Few more picks.  Maybe someone out there has some muscle bike knowledge extra rims and tires.. I can’t get enough of the seat setup... digging it.


----------



## redline1968 (Apr 13, 2018)

a pic of one would help.  Must be rare and super valuable if I don’t get any comments....  :0


----------



## redline1968 (Apr 13, 2018)

I cannot find one pic or info on this bike common  now someone knows... it won’t hurt.. this blog reminded me of the military section.


----------



## redline1968 (Apr 13, 2018)

Looks like I struck gold... must very rare...


----------



## GTs58 (Apr 13, 2018)

That's far out man. Trippin on that frame.


----------



## bicyclebuff (Apr 14, 2018)

I just baught a brochure on ebay item number 192510201869 ,that is  a ross bike badged coast to coast as many were, notice the chrome front forks missing, still a cool bike,not a george barris design,hope that helps


----------



## redline1968 (Apr 14, 2018)

Ah those forks are originals.. doubt it’s a Ross  show me one for comparison... the bikes designs is more than a cheap Ross bike.. nice guess though.. super cool bike... where’s a pic? Apology o. You Ross guys... thank you


----------



## GTs58 (Apr 14, 2018)

*Same but different.*


----------



## redline1968 (Apr 14, 2018)

MAJOR SCORE!!!!!! I just went back there to look around..... I found the chain guard it looks like all the gold paint is going to be savable concerned about the white decals it’s gonna be a slow cleaning oh man but talk about luck ...I’m so glad..the guard says 3speed. “Long john”...  it turns out that the owner was a tall person so He had to buy a bike that would fit him that’s why it’s so long .. also the shifter is large size.

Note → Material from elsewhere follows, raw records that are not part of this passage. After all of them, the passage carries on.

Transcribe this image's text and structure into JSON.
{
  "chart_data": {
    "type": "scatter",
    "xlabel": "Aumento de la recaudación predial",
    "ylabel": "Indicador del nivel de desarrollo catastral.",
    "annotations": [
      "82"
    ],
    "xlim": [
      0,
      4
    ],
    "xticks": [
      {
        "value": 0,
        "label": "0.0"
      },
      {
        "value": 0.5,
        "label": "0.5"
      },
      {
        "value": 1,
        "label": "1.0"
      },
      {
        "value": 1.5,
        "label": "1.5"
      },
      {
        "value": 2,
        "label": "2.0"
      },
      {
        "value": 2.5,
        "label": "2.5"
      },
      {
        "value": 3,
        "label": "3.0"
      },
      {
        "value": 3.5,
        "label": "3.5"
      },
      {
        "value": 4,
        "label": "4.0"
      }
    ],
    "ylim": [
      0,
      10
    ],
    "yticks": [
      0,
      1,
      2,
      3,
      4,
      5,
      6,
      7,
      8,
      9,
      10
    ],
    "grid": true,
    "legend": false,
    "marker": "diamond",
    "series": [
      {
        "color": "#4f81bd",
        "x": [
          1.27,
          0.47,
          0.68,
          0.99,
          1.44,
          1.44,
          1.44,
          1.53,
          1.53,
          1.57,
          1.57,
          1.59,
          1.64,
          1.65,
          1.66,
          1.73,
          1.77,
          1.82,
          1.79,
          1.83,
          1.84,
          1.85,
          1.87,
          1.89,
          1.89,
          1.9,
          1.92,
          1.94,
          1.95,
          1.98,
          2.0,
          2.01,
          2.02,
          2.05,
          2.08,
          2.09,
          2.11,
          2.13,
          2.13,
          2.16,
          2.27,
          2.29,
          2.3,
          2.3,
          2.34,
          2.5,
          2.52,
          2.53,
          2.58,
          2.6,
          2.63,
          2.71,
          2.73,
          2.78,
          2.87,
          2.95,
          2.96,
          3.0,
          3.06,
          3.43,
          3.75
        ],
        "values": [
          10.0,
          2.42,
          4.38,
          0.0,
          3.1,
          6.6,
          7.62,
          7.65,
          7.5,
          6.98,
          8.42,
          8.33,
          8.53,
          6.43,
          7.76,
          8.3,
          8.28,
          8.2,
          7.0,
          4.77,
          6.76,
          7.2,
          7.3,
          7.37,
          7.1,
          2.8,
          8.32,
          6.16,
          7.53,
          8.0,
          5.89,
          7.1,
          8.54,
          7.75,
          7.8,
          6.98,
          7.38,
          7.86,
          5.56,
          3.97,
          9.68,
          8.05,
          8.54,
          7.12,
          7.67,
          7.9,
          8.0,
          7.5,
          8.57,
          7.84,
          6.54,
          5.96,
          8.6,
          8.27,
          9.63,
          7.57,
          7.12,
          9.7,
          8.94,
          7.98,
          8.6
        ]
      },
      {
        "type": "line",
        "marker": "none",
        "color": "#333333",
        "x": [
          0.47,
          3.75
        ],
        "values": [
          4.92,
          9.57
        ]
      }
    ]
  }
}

A birthday present...now Crome will be easy to find stick shift will be interesting.


----------



## redline1968 (Apr 14, 2018)

I looked everywhere awesome thanks that helps..


----------



## jungleterry (Apr 14, 2018)

Hey it's Terrry , this is a Ross bike made first in 66 and then again in 67  .They often sold them with the coast to coast badges . The red one was the first year and then they added the bannana seat  sissy bar set up and motorcycle bars in 67 .  here's a picture of both versions . Anything you need to know just ask me .(they made them more like a muscle bike in 67 for sure )


----------



## GTs58 (Apr 14, 2018)

Ross built.  ------> https://www.tapatalk.com/groups/musclebikeforums/1967-ross-dealer-catalog-ads-t689.html


----------



## jungleterry (Apr 14, 2018)

Few more pics I had on phone


----------



## fordmike65 (Apr 14, 2018)

Man those things are Funkay


----------



## jungleterry (Apr 14, 2018)

Yes they are but cool if you like something defferent


----------



## redline1968 (Apr 14, 2018)

Looks like I’ll eat my words. Ross it is! Back to poverty.. again..;0 oh well thank you all for your help.


----------